Description of the Ophidia big data stack
Ophidia is a research project on big data analytics for eScience. It provides a framework for parallel I/O and data analysis, an array-based storage model and a hierarchical storage organization to partition and distribute multidimensional scientific datasets ("datacubes"). It can be exploited in different scientific domains and with very heterogeneous sets of data.
In the context of the INDIGO-DataCloud project, Ophidia is being extended to support additional workflow interfaces (massive, for, parallel and new features. Ophidia is being exploited in several use cases, jointly with other components like Kepler, IAM, FutureGateway, Orchestrator.
Ophidia provides a server-side, parallel, declarative and extensible framework for eScience.
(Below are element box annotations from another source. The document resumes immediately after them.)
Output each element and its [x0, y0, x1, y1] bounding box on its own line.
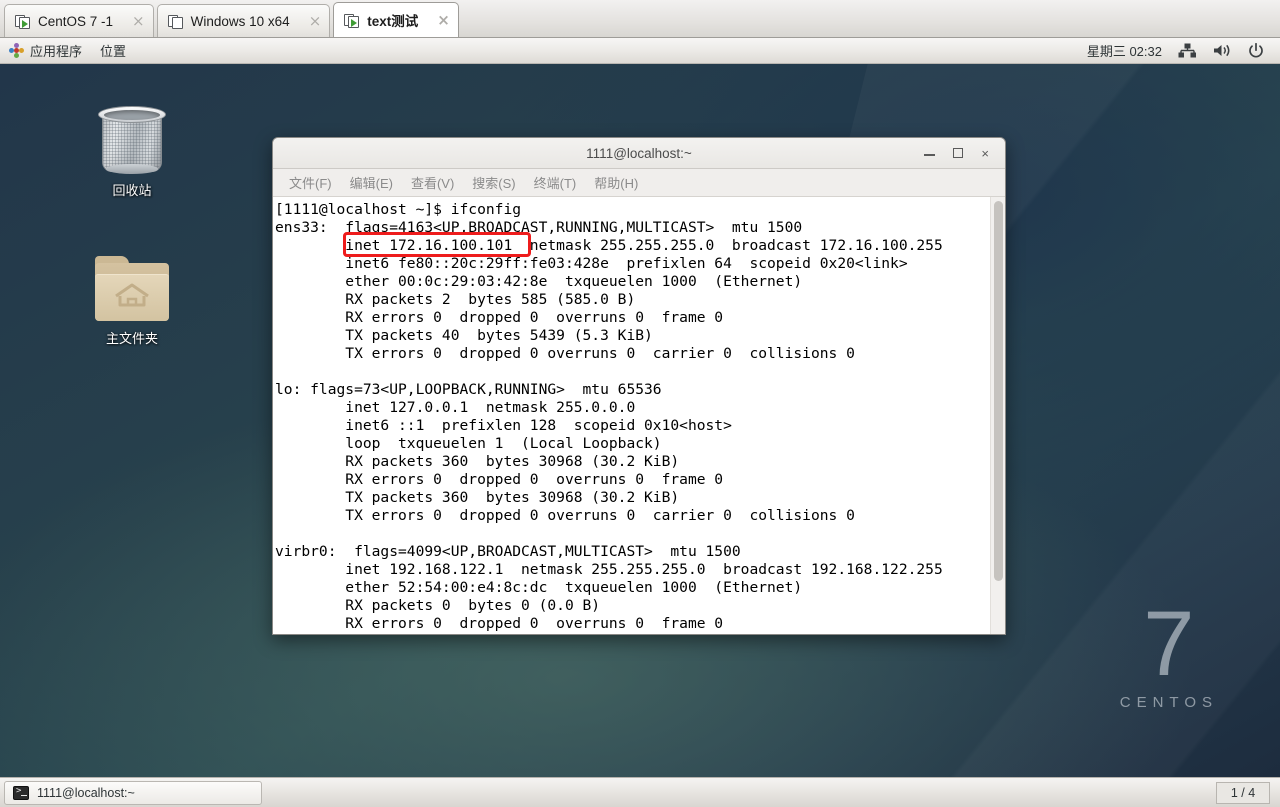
- vm-powered-icon: [15, 14, 31, 29]
- home-folder-icon: [93, 254, 171, 324]
- taskbar-window-button[interactable]: 1111@localhost:~: [4, 780, 262, 805]
- power-icon-glyph: [1249, 42, 1263, 57]
- places-menu-label: 位置: [100, 44, 127, 59]
- applications-menu-label: 应用程序: [30, 44, 83, 59]
- minimize-button[interactable]: [924, 147, 936, 160]
- network-icon[interactable]: [1170, 38, 1205, 64]
- clock-label: 星期三 02:32: [1086, 44, 1162, 59]
- workspace-indicator[interactable]: 1 / 4: [1216, 781, 1270, 804]
- menu-help[interactable]: 帮助(H): [586, 170, 646, 195]
- terminal-titlebar[interactable]: 1111@localhost:~ ×: [273, 138, 1005, 169]
- menu-terminal[interactable]: 终端(T): [526, 170, 585, 195]
- vmware-tab-label: text测试: [367, 14, 419, 29]
- volume-icon-glyph: [1214, 44, 1230, 57]
- panel-status-area: 星期三 02:32: [1079, 38, 1280, 64]
- terminal-output[interactable]: [1111@localhost ~]$ ifconfig ens33: flag…: [273, 197, 990, 634]
- places-menu[interactable]: 位置: [91, 38, 135, 64]
- close-icon[interactable]: ×: [132, 13, 145, 29]
- trash-icon: [95, 102, 169, 176]
- bottom-taskbar: 1111@localhost:~ 1 / 4: [0, 777, 1280, 807]
- gnome-top-panel: 应用程序 位置 星期三 02:32: [0, 38, 1280, 64]
- desktop-icon-label: 回收站: [112, 183, 152, 198]
- scrollbar-thumb[interactable]: [994, 201, 1003, 581]
- applications-menu[interactable]: 应用程序: [0, 38, 91, 64]
- close-icon[interactable]: ×: [309, 13, 322, 29]
- desktop-icon-home[interactable]: 主文件夹: [80, 254, 184, 347]
- network-icon-glyph: [1178, 43, 1196, 58]
- workspace-indicator-label: 1 / 4: [1230, 785, 1256, 800]
- centos-watermark: 7 CENTOS: [1119, 592, 1218, 711]
- taskbar-window-label: 1111@localhost:~: [37, 785, 135, 800]
- house-glyph: [115, 283, 149, 307]
- menu-edit[interactable]: 编辑(E): [342, 170, 401, 195]
- watermark-word: CENTOS: [1119, 694, 1218, 711]
- close-icon[interactable]: ×: [437, 12, 450, 28]
- watermark-number: 7: [1143, 592, 1195, 695]
- power-icon[interactable]: [1240, 38, 1272, 64]
- terminal-title-label: 1111@localhost:~: [586, 145, 692, 161]
- terminal-scrollbar[interactable]: [990, 197, 1005, 634]
- vm-stopped-icon: [167, 14, 184, 29]
- vmware-tab-label: CentOS 7 -1: [38, 13, 114, 29]
- vmware-tab-windows[interactable]: Windows 10 x64 ×: [156, 4, 331, 37]
- terminal-menubar: 文件(F) 编辑(E) 查看(V) 搜索(S) 终端(T) 帮助(H): [273, 169, 1005, 197]
- menu-file[interactable]: 文件(F): [281, 170, 340, 195]
- vmware-tab-label: Windows 10 x64: [190, 13, 290, 29]
- vm-powered-icon: [344, 13, 360, 28]
- window-controls: ×: [924, 147, 1005, 160]
- terminal-icon: [13, 785, 29, 800]
- vmware-tab-centos[interactable]: CentOS 7 -1 ×: [4, 4, 154, 37]
- gnome-foot-icon: [9, 43, 24, 58]
- maximize-button[interactable]: [953, 147, 964, 160]
- close-button[interactable]: ×: [981, 147, 989, 160]
- vmware-tab-text-test[interactable]: text测试 ×: [333, 2, 459, 37]
- clock[interactable]: 星期三 02:32: [1079, 38, 1170, 64]
- desktop-icon-label: 主文件夹: [105, 331, 158, 346]
- desktop-icon-trash[interactable]: 回收站: [80, 102, 184, 199]
- volume-icon[interactable]: [1205, 38, 1240, 64]
- menu-search[interactable]: 搜索(S): [464, 170, 523, 195]
- vmware-tab-strip: CentOS 7 -1 × Windows 10 x64 × text测试 ×: [0, 0, 1280, 38]
- terminal-body[interactable]: [1111@localhost ~]$ ifconfig ens33: flag…: [273, 197, 1005, 634]
- menu-view[interactable]: 查看(V): [403, 170, 462, 195]
- terminal-window[interactable]: 1111@localhost:~ × 文件(F) 编辑(E) 查看(V) 搜索(…: [272, 137, 1006, 635]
Designed for eScience. The n-dimensionality of scientific datasets requires tools that support specific data types (e.g. arrays) and primitives (e.g. slicing, dicing, pivoting, drill-down, roll-up) to properly enable data access and analysis. With regard to general-purpose analytics multidimensional systems, scientific data has a higher computing demand, which definitely leads to the need of having efficient parallel/distributed solutions to meet the (near) real-time analytics requirements. Ophidia supports different data formats (e.g. NetCDF, GeoTIFF, CSV) which allows managing data in different scientific domains.
Server-side approach. The current workflow exploited by most scientists is based on the sequence of steps “search, locate, download, and analyze”. This workflow will not be feasible at large scale and will fail for several reasons like: (i) ever-larger scientific datasets, (ii) time- and resource- consuming data downloads, and (iii) increased problem size and complexity requiring bigger computing facilities. At large scale, scientific discovery will strongly need to rely on data-intensive facilities close to data storage, parallel I/O systems and server-side analysis capabilities. Such an approach will move the analysis (and complexity) from the user’s desktop to the data centers and accordingly will change the infrastructure focus from data sharing to data analysis.
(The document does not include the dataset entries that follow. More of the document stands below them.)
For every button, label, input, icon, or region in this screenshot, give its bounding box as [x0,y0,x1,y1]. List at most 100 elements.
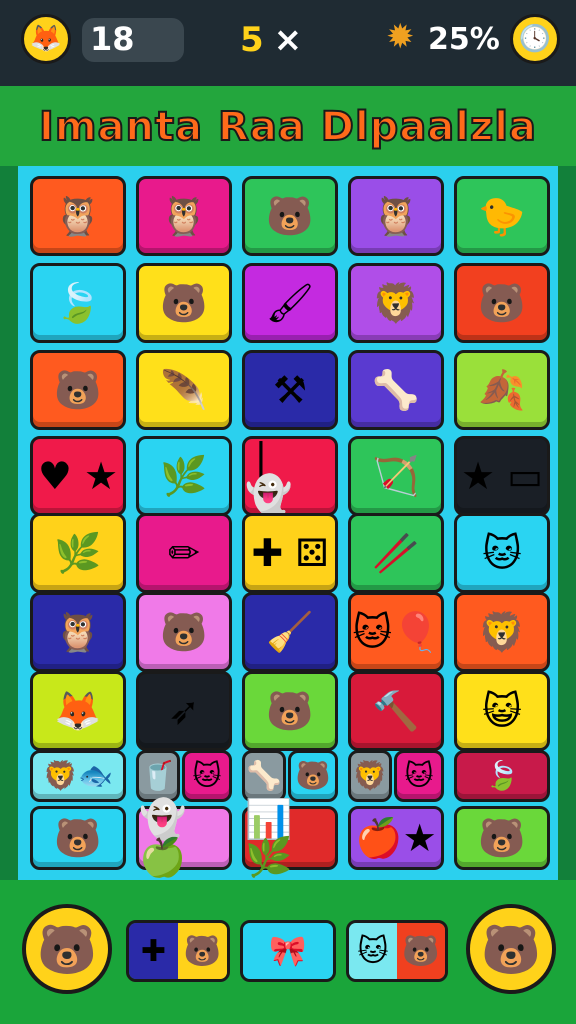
tile-dice-yellow[interactable]: ✚ ⚄ [242,513,338,593]
tile-sticks-green[interactable]: 🥢 [348,513,444,593]
tile-apple-star-purple[interactable]: 🍎★ [348,806,444,870]
cat-balloon-icon: 🐱🎈 [352,610,440,654]
branches-icon: 🌿 [160,454,208,498]
tile-bear-red[interactable]: 🐻 [454,263,550,343]
tile-cup-gray[interactable]: 🥤 [136,750,180,802]
top-hud: 🦊 18 5 × ✹ 25% 🕓 [0,0,576,86]
leaf-icon: 🍃 [54,281,102,325]
cat-icon: 🐱 [482,531,522,575]
tile-brush-magenta[interactable]: 🖌 [242,263,338,343]
feather-icon: 🪶 [160,368,208,412]
tile-bear-orange[interactable]: 🐻 [30,350,126,430]
right-bear-button[interactable]: 🐻 [466,904,556,994]
cat-icon: 😺 [482,689,522,733]
tile-ghost-red[interactable]: ❘ 👻 [242,436,338,516]
tile-cat-cyan[interactable]: 🐱 [454,513,550,593]
tile-branches-cyan[interactable]: 🌿 [136,436,232,516]
tile-heart-star-red[interactable]: ♥ ★ [30,436,126,516]
bear-icon: 🐻 [295,759,331,792]
tile-arrows-black[interactable]: ➶ [136,671,232,751]
tile-bear-lime[interactable]: 🐻 [454,806,550,870]
tile-leaf-lime[interactable]: 🍂 [454,350,550,430]
leaf-icon: 🍂 [478,368,526,412]
bear-icon: 🐻 [160,610,208,654]
tile-owl-orange[interactable]: 🦉 [30,176,126,256]
moves-symbol: × [273,20,303,60]
owl-icon: 🦉 [160,194,208,238]
tile-bear-green-2[interactable]: 🐻 [242,671,338,751]
tile-feather-yellow[interactable]: 🪶 [136,350,232,430]
lion-icon: 🦁 [352,759,388,792]
score-counter: 18 [82,18,184,62]
tray-slot-3[interactable]: 🐱 🐻 [346,920,448,982]
moves-value: 5 [240,20,264,60]
score-value: 18 [90,20,135,58]
bear-icon: 🐻 [54,816,102,860]
bear-icon: 🐻 [54,368,102,412]
cat-icon: 🐱 [404,759,434,792]
left-bear-button[interactable]: 🐻 [22,904,112,994]
tile-feather-yellow-2[interactable]: 🌿 [30,513,126,593]
tray-piece: 🐻 [397,923,445,979]
cat-icon: 🐱 [192,759,222,792]
crossed-bones-icon: 🦴 [372,368,420,412]
tile-bear-cyan-2[interactable]: 🐻 [30,806,126,870]
tile-lion-purple[interactable]: 🦁 [348,263,444,343]
bird-icon: 🐤 [478,194,526,238]
tile-lion-fish-cyan[interactable]: 🦁🐟 [30,750,126,802]
tile-fox-lime[interactable]: 🦊 [30,671,126,751]
tile-cat-magenta[interactable]: 🐱 [182,750,232,802]
tray-slot-1[interactable]: ✚ 🐻 [126,920,230,982]
tile-bear-cyan[interactable]: 🐻 [288,750,338,802]
ghost-apple-icon: 👻🍏 [139,797,187,879]
tile-hammer-red[interactable]: 🔨 [348,671,444,751]
tile-lion-orange[interactable]: 🦁 [454,592,550,672]
tile-chart-plant-red[interactable]: 📊🌿 [242,800,338,876]
tile-owl-navy[interactable]: 🦉 [30,592,126,672]
star-box-icon: ★ ▭ [460,454,544,498]
progress-percent: 25% [428,22,500,57]
tile-cat-balloon-orange[interactable]: 🐱🎈 [348,592,444,672]
tile-broom-navy[interactable]: 🧹 [242,592,338,672]
tile-owl-purple[interactable]: 🦉 [348,176,444,256]
apple-star-icon: 🍎★ [355,816,437,860]
game-board: 🦉 🦉 🐻 🦉 🐤 🍃 🐻 🖌 🦁 🐻 🐻 🪶 ⚒ 🦴 🍂 ♥ ★ 🌿 ❘ 👻 🏹 ★ ▭ 🌿 ✏ ✚ ⚄ 🥢 🐱 🦉 🐻 🧹 🐱🎈 🦁 🦊… [18,166,558,880]
tile-bear-green[interactable]: 🐻 [242,176,338,256]
tile-cat-yellow[interactable]: 😺 [454,671,550,751]
owl-icon: 🦉 [372,194,420,238]
tile-bird-green[interactable]: 🐤 [454,176,550,256]
heart-star-icon: ♥ ★ [37,454,119,498]
crossed-tools-icon: ⚒ [272,368,308,412]
fox-icon[interactable]: 🦊 [21,14,71,64]
tray-piece: ✚ [129,923,178,979]
tile-bones-gray[interactable]: 🦴 [242,750,286,802]
bear-icon: 🐻 [160,281,208,325]
tile-bones-purple[interactable]: 🦴 [348,350,444,430]
arrow-icon: 🏹 [372,454,420,498]
moves-counter: 5 × [240,20,302,60]
bear-icon: 🐻 [478,816,526,860]
tray-slot-2[interactable]: 🎀 [240,920,336,982]
dice-icon: ✚ ⚄ [251,531,329,575]
bear-icon: 🐻 [266,194,314,238]
feather-icon: 🌿 [54,531,102,575]
tile-ghost-apple-pink[interactable]: 👻🍏 [136,800,232,876]
tile-leaves-crimson[interactable]: 🍃 [454,750,550,802]
tile-star-black[interactable]: ★ ▭ [454,436,550,516]
bear-icon: 🐻 [478,281,526,325]
tile-bear-pink[interactable]: 🐻 [136,592,232,672]
tile-leaf-cyan[interactable]: 🍃 [30,263,126,343]
leaves-icon: 🍃 [484,759,520,792]
lion-fish-icon: 🦁🐟 [43,759,113,792]
arrows-icon: ➶ [168,689,200,733]
tile-cat-pink[interactable]: 🐱 [394,750,444,802]
clock-icon[interactable]: 🕓 [510,14,560,64]
tile-owl-magenta[interactable]: 🦉 [136,176,232,256]
tile-pencil-magenta[interactable]: ✏ [136,513,232,593]
tile-lion-gray[interactable]: 🦁 [348,750,392,802]
tile-tools-navy[interactable]: ⚒ [242,350,338,430]
tile-arrow-green[interactable]: 🏹 [348,436,444,516]
cup-icon: 🥤 [140,759,176,792]
tile-bear-yellow[interactable]: 🐻 [136,263,232,343]
bear-face-icon: 🐻 [481,921,541,978]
Parallel approach. The Ophidia analytics platform provides several MPI-based parallel operators to manipulate (as a whole) the entire set of fragments associated to a data cube. Some relevant examples include: datacube sub-setting (slicing and dicing), datacube aggregation, array-based primitives at the datacube level, datacube duplication, datacube pivoting, and NetCDF file import and export. To address scalability and enable parallelism, from a physical point of view, a data cube in Ophidia is then horizontally split into several chunks (called fragments) that are distributed across multiple I/O nodes. Each I/O node hosts a set of I/O servers optimized to manage n-dimensional arrays. Each I/O server, in turn, manages a set of databases consisting of one or more fragments. As it can be easily argued, tuning the levels in this hierarchy can also affect performance. For a specific data cube, the higher the product of the four levels is, the smaller the size of each fragment will be.
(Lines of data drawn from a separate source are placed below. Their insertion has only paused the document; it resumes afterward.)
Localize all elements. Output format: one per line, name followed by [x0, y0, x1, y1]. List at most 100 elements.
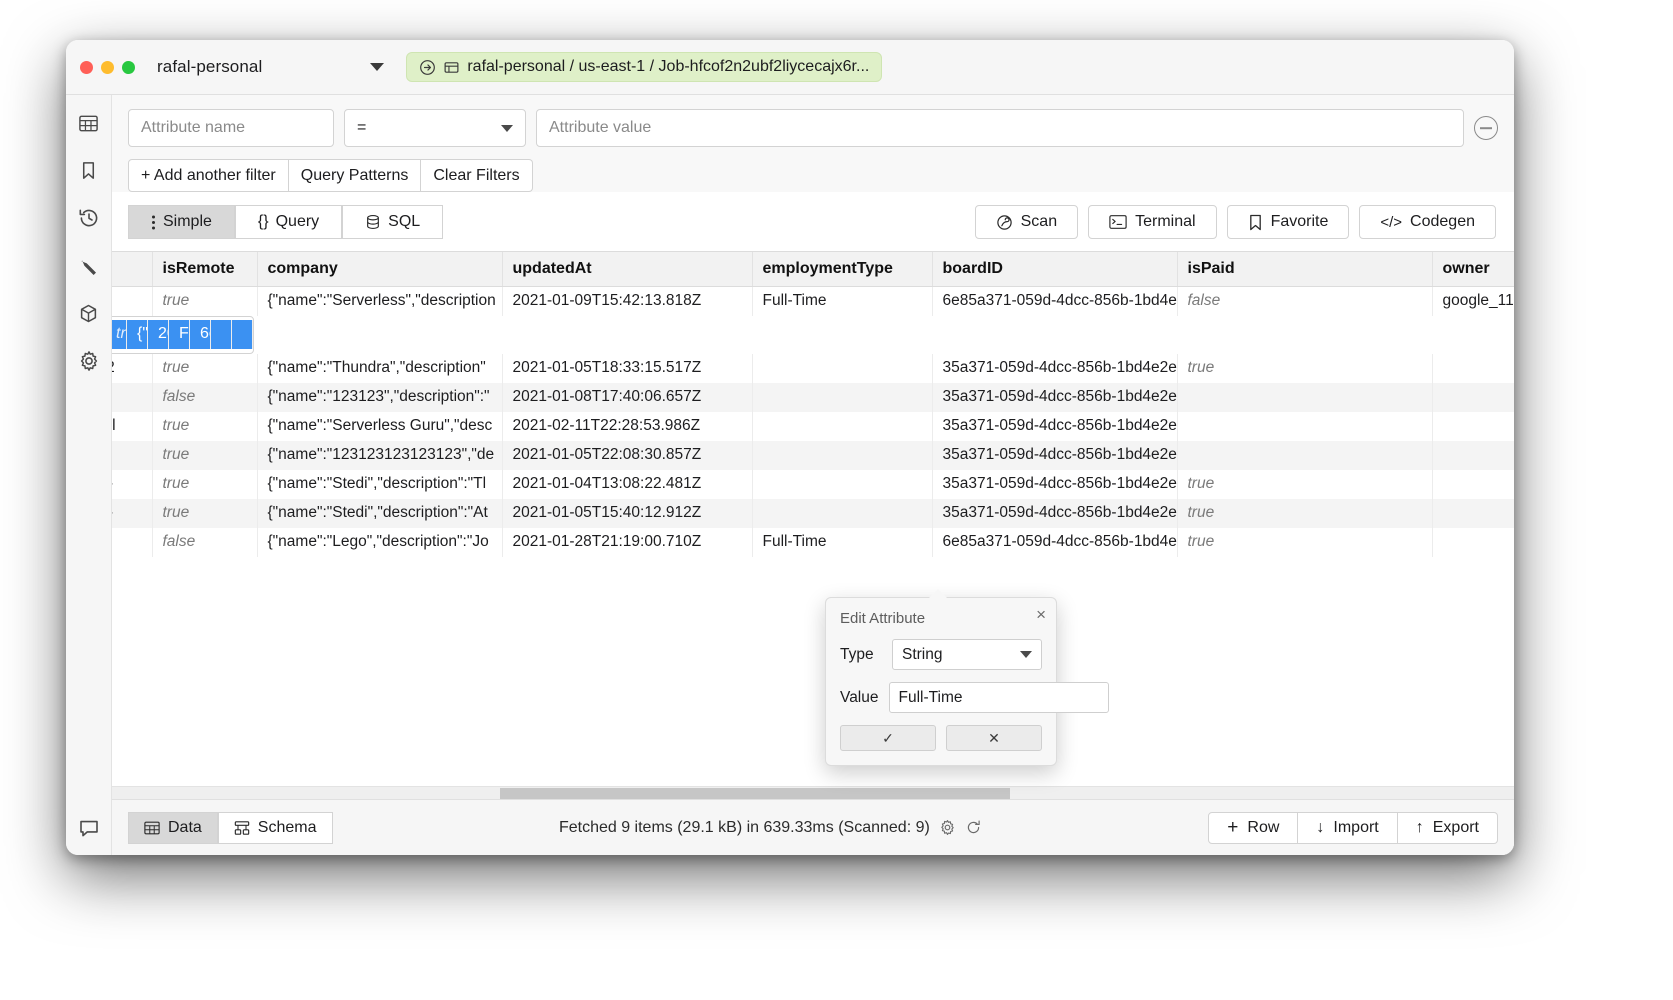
- table-cell[interactable]: 2021-02-11T22:34:17.332Z: [148, 320, 169, 349]
- table-cell[interactable]: 35a371-059d-4dcc-856b-1bd4e2e: [932, 499, 1177, 528]
- table-cell[interactable]: [112, 383, 152, 412]
- sidebar-item-tools[interactable]: [78, 255, 100, 277]
- table-cell[interactable]: {"name":"Stedi","description":"Tl: [257, 470, 502, 499]
- table-cell[interactable]: 2021-01-28T21:19:00.710Z: [502, 528, 752, 557]
- sidebar-item-settings[interactable]: [78, 350, 100, 372]
- table-cell[interactable]: 35a371-059d-4dcc-856b-1bd4e2e: [932, 441, 1177, 470]
- table-cell[interactable]: [752, 470, 932, 499]
- add-another-filter-button[interactable]: + Add another filter: [128, 159, 289, 192]
- table-cell[interactable]: {"name":"123123","description":": [257, 383, 502, 412]
- table-row[interactable]: ew/2true{"name":"Thundra","description"2…: [112, 354, 1514, 383]
- table-cell[interactable]: true: [152, 287, 257, 316]
- horizontal-scrollbar[interactable]: [112, 786, 1514, 799]
- table-cell[interactable]: 6e85a371-059d-4dcc-856b-1bd4e2e: [932, 528, 1177, 557]
- maximize-window-button[interactable]: [122, 61, 135, 74]
- table-row[interactable]: ZG7ltrue{"name":"Serverless Guru","desc2…: [112, 412, 1514, 441]
- attribute-name-input[interactable]: [128, 109, 334, 147]
- add-row-button[interactable]: + Row: [1208, 812, 1298, 844]
- table-cell[interactable]: [1432, 412, 1514, 441]
- table-cell[interactable]: ZG7l: [112, 412, 152, 441]
- scan-button[interactable]: Scan: [975, 205, 1078, 239]
- table-cell[interactable]: ew/2: [112, 354, 152, 383]
- table-cell[interactable]: [1432, 354, 1514, 383]
- table-cell[interactable]: 2021-01-09T15:42:13.818Z: [502, 287, 752, 316]
- table-cell[interactable]: 35a371-059d-4dcc-856b-1bd4e2e: [932, 354, 1177, 383]
- table-cell[interactable]: {"name":"Serverless Guru","desc: [257, 412, 502, 441]
- table-cell[interactable]: true: [1177, 528, 1432, 557]
- clear-filters-button[interactable]: Clear Filters: [421, 159, 532, 192]
- sidebar-item-resources[interactable]: [78, 303, 99, 324]
- table-cell[interactable]: Full-Time: [169, 320, 190, 349]
- attribute-value-input[interactable]: [536, 109, 1464, 147]
- tab-simple[interactable]: Simple: [128, 205, 235, 239]
- table-row[interactable]: true{"name":"123123123123123","de2021-01…: [112, 441, 1514, 470]
- table-cell[interactable]: false: [1177, 287, 1432, 316]
- table-cell[interactable]: 35a371-059d-4dcc-856b-1bd4e2e: [932, 412, 1177, 441]
- table-cell[interactable]: Full-Time: [752, 528, 932, 557]
- column-header[interactable]: isPaid: [1177, 252, 1432, 287]
- popover-confirm-button[interactable]: ✓: [840, 725, 936, 751]
- refresh-icon[interactable]: [965, 819, 982, 836]
- table-cell[interactable]: 2021-01-04T13:08:22.481Z: [502, 470, 752, 499]
- column-header[interactable]: company: [257, 252, 502, 287]
- popover-cancel-button[interactable]: ✕: [946, 725, 1042, 751]
- table-cell[interactable]: 2021-01-05T18:33:15.517Z: [502, 354, 752, 383]
- table-cell[interactable]: [1432, 470, 1514, 499]
- table-cell[interactable]: [752, 383, 932, 412]
- gear-icon[interactable]: [939, 819, 956, 836]
- table-cell[interactable]: [1432, 441, 1514, 470]
- table-cell[interactable]: true: [152, 499, 257, 528]
- table-cell[interactable]: false: [152, 528, 257, 557]
- table-cell[interactable]: true: [152, 412, 257, 441]
- tab-schema[interactable]: Schema: [218, 812, 333, 844]
- table-cell[interactable]: Full-Time: [752, 287, 932, 316]
- sidebar-item-feedback[interactable]: [78, 817, 100, 839]
- table-row[interactable]: tus/false{"name":"Lego","description":"J…: [112, 528, 1514, 557]
- export-button[interactable]: ↑ Export: [1398, 812, 1498, 844]
- table-cell[interactable]: true: [112, 320, 127, 349]
- table-cell[interactable]: {"name":"Lego","description":"Jo: [257, 528, 502, 557]
- table-cell[interactable]: tus/: [112, 528, 152, 557]
- table-cell[interactable]: true: [152, 441, 257, 470]
- table-cell[interactable]: {"name":"Thundra","description": [257, 354, 502, 383]
- table-cell[interactable]: 386: [112, 287, 152, 316]
- sidebar-item-tables[interactable]: [78, 113, 99, 134]
- chevron-down-icon[interactable]: [370, 63, 384, 71]
- query-patterns-button[interactable]: Query Patterns: [289, 159, 422, 192]
- table-cell[interactable]: {"name":"Serverless Guru","desc: [127, 320, 148, 349]
- table-cell[interactable]: true: [1177, 354, 1432, 383]
- tab-sql[interactable]: SQL: [342, 205, 443, 239]
- column-header[interactable]: employmentType: [752, 252, 932, 287]
- column-header[interactable]: owner: [1432, 252, 1514, 287]
- table-cell[interactable]: [112, 441, 152, 470]
- table-cell[interactable]: [211, 320, 232, 349]
- table-cell[interactable]: google_1105: [1432, 287, 1514, 316]
- table-row[interactable]: 18a-true{"name":"Stedi","description":"T…: [112, 470, 1514, 499]
- table-cell[interactable]: false: [152, 383, 257, 412]
- table-cell[interactable]: true: [1177, 499, 1432, 528]
- favorite-button[interactable]: Favorite: [1227, 205, 1350, 239]
- table-cell[interactable]: true: [152, 354, 257, 383]
- column-header[interactable]: updatedAt: [502, 252, 752, 287]
- table-cell[interactable]: 2021-01-08T17:40:06.657Z: [502, 383, 752, 412]
- table-cell[interactable]: 2021-01-05T15:40:12.912Z: [502, 499, 752, 528]
- operator-select[interactable]: =: [344, 109, 526, 147]
- table-cell[interactable]: [232, 320, 253, 349]
- table-cell[interactable]: [752, 441, 932, 470]
- popover-value-input[interactable]: [889, 682, 1109, 713]
- table-row[interactable]: ZG7ltrue{"name":"Serverless Guru","desc2…: [112, 316, 254, 354]
- table-cell[interactable]: {"name":"Serverless","description: [257, 287, 502, 316]
- tab-query[interactable]: {} Query: [235, 205, 342, 239]
- close-window-button[interactable]: [80, 61, 93, 74]
- minimize-window-button[interactable]: [101, 61, 114, 74]
- data-table-container[interactable]: isRemotecompanyupdatedAtemploymentTypebo…: [112, 251, 1514, 799]
- table-cell[interactable]: 1d0-: [112, 499, 152, 528]
- column-header[interactable]: isRemote: [152, 252, 257, 287]
- table-cell[interactable]: [1177, 441, 1432, 470]
- table-cell[interactable]: [752, 354, 932, 383]
- connection-tab[interactable]: rafal-personal / us-east-1 / Job-hfcof2n…: [406, 52, 882, 82]
- table-cell[interactable]: 35a371-059d-4dcc-856b-1bd4e2e: [932, 470, 1177, 499]
- remove-filter-button[interactable]: [1474, 116, 1498, 140]
- terminal-button[interactable]: Terminal: [1088, 205, 1216, 239]
- table-cell[interactable]: [752, 499, 932, 528]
Declarative. In computer science, declarative programming is a programming paradigm, a style of building the structure and elements of computer programs, that expresses the logic of a computation without describing its control flow. Ophidia applies this style to minimize or eliminate side effects by describing what the system should accomplish in terms of the problem domain, rather than describing how to go about accomplishing it as a sequence of the programming language primitives (the how is left up to the platform’s implementation). Moreover Ophidia provides support for complex workflows / operational chains, with a specific syntax and a dedicated scheduler to exploit inter- and intra-task parallelism.
Extensible. Ophidia provides a large set of operators (50+) and primitives (100+) covering various types of data manipulations, such as sub-setting (slicing and dicing), data reductions, duplication, pivoting, and file import and export. However the framework is highly customizable: there is a minimal set of APIs through which it is possible to develop your own operator or primitive to implement and provide new algorithms and functionalities.